In the UK many properties are sold on leasehold basis and if you are planning to buy a leasehold property then it’s imperative that you understand what it actually means.
What is a leasehold property?
Leasehold property means that you are purchasing a property on conditional ownership for a fixed period of time. In other words, you are (in effect) a tenant in your own home. The complete ownership of the property lies with the landlord or the freeholder and even if you want to make any additions to the structure of the property or even if you want to keep a pet you will have to ask permission from them. You can sell the leasehold interest only, rather than the land that the property stands on.
As a leaseholder you will have to pay an annual ground rent and service charges apart from the maintenance fees and the share of the buildings insurance. However, the maintenance of the common areas of the building such as the staircase, entrance halls, roof and the exterior walls is the responsibility of the freeholder.

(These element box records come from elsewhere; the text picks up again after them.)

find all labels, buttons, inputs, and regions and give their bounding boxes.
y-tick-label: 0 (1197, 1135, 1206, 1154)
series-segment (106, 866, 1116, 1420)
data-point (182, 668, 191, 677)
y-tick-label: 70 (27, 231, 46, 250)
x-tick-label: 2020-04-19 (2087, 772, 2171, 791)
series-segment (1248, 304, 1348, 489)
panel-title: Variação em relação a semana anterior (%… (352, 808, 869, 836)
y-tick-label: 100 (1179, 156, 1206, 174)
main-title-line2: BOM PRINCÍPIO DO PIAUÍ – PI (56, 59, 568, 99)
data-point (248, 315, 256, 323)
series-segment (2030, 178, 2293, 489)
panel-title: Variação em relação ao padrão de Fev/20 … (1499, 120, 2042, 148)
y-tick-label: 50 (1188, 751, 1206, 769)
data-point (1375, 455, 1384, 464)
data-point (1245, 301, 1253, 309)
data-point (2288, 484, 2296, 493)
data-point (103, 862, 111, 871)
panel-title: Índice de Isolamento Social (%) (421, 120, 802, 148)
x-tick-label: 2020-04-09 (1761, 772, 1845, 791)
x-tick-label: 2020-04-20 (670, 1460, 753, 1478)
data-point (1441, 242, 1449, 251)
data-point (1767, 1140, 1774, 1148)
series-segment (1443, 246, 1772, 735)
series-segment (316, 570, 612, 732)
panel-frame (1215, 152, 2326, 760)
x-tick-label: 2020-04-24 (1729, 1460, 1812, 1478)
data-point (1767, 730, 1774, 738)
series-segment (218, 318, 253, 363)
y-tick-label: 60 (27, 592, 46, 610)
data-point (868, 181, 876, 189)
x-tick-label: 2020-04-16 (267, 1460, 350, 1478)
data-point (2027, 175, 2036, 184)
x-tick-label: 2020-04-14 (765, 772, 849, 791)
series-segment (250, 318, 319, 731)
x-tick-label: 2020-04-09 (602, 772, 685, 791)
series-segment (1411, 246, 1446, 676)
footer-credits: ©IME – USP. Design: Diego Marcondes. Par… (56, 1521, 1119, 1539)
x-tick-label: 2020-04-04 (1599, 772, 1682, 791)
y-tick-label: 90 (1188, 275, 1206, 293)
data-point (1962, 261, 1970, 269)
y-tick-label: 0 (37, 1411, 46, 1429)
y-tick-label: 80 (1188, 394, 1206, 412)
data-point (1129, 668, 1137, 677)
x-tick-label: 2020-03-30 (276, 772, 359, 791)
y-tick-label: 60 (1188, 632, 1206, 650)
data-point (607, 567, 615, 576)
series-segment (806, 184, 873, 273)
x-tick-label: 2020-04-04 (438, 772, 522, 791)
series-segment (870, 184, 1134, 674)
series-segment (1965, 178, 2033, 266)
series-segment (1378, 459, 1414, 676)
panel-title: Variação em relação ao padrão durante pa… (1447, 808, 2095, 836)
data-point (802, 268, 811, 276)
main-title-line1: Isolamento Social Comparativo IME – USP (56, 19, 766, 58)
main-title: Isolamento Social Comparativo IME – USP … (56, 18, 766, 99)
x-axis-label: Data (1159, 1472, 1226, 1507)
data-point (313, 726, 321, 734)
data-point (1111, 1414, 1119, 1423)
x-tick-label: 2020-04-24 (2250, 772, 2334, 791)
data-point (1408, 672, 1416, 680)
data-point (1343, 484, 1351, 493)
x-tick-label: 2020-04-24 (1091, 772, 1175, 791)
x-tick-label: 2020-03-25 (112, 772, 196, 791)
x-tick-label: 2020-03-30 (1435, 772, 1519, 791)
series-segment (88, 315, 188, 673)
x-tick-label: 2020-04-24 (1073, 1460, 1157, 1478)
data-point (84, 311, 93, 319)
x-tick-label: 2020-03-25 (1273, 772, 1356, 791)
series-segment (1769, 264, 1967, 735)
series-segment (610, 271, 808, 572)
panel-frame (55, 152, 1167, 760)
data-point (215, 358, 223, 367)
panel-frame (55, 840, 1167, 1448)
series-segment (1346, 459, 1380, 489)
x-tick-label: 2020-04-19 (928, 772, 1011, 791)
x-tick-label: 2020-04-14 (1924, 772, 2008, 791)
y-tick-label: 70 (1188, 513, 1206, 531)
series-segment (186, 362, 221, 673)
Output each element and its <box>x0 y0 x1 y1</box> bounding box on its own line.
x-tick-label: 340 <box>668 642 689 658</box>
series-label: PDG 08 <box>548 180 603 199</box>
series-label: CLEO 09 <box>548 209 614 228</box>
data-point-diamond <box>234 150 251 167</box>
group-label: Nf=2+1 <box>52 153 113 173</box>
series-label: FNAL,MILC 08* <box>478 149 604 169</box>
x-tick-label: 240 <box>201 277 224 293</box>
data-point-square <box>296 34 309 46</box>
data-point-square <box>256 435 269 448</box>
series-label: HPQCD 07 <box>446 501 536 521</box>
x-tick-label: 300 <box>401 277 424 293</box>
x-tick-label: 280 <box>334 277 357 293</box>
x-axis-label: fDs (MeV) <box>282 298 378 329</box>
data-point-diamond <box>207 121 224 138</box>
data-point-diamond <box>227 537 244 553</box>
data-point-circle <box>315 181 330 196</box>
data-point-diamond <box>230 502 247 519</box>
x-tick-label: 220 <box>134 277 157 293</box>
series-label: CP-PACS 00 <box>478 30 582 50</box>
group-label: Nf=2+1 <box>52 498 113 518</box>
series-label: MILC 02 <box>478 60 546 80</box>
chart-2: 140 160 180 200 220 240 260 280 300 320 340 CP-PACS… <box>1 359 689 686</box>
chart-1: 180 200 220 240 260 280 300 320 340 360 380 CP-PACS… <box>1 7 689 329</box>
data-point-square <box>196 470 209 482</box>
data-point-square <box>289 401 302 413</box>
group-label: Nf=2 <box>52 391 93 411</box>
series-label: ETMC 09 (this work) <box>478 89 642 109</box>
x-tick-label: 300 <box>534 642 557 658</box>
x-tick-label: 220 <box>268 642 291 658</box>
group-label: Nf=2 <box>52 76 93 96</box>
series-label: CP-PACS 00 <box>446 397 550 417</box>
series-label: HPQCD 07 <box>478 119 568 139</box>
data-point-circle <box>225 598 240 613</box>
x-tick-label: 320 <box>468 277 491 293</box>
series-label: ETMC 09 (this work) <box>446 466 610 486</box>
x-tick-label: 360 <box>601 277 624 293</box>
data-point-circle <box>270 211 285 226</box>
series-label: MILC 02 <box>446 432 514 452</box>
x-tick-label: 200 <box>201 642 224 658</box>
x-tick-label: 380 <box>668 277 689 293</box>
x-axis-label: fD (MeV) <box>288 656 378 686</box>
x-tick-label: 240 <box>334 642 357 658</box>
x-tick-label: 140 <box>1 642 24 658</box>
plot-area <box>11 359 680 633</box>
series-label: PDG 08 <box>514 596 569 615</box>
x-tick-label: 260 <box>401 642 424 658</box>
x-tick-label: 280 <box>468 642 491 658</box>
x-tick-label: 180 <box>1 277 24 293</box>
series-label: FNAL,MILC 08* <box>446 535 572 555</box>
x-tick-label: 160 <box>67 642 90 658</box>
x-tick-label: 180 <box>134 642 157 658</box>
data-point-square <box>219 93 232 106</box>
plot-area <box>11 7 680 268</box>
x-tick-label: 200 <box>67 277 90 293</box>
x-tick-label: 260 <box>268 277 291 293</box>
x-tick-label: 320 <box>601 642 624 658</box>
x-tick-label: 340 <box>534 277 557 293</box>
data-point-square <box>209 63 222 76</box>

A legal lease agreement is signed between you and the landlord. The lease agreements are typically made for long-term from 99 years to 999 years. The property ownership returns to the landlord at the end of the lease term. However, if you qualify the lease agreement can be extended at anytime and the lease can be extended by:
- 50 years for a house
- 90 years for a flat
There is a lease extension calculator by the Leasehold Advisory Services UK that can guide you on the cost of extending the lease.
Changing the lease
To make certain changes in the lease you will have to first speak to the landlord. This is called as ‘varying the lease’. In case of disagreement, you can apply to the tribunal and contact Leasehold Advisory Services for advice.
Termination of the lease
This is very rare that the landlord may evict you before the fixed term ends. However, there can be some circumstances or if allowed in the lease, the landlord is allowed to do this. This is called as ‘forfeiture proceedings’. The landlord will have to get the court’s permission and send a formal written notice to you.
On expiry of the lease
When the lease expires, as a leaseholder you don’t need to leave the property and the tenancy can continue on the same terms and conditions unless the landlord or you decide to end it.
Leasehold tenures are common but can be complex. Please seek good legal advice before proceeding.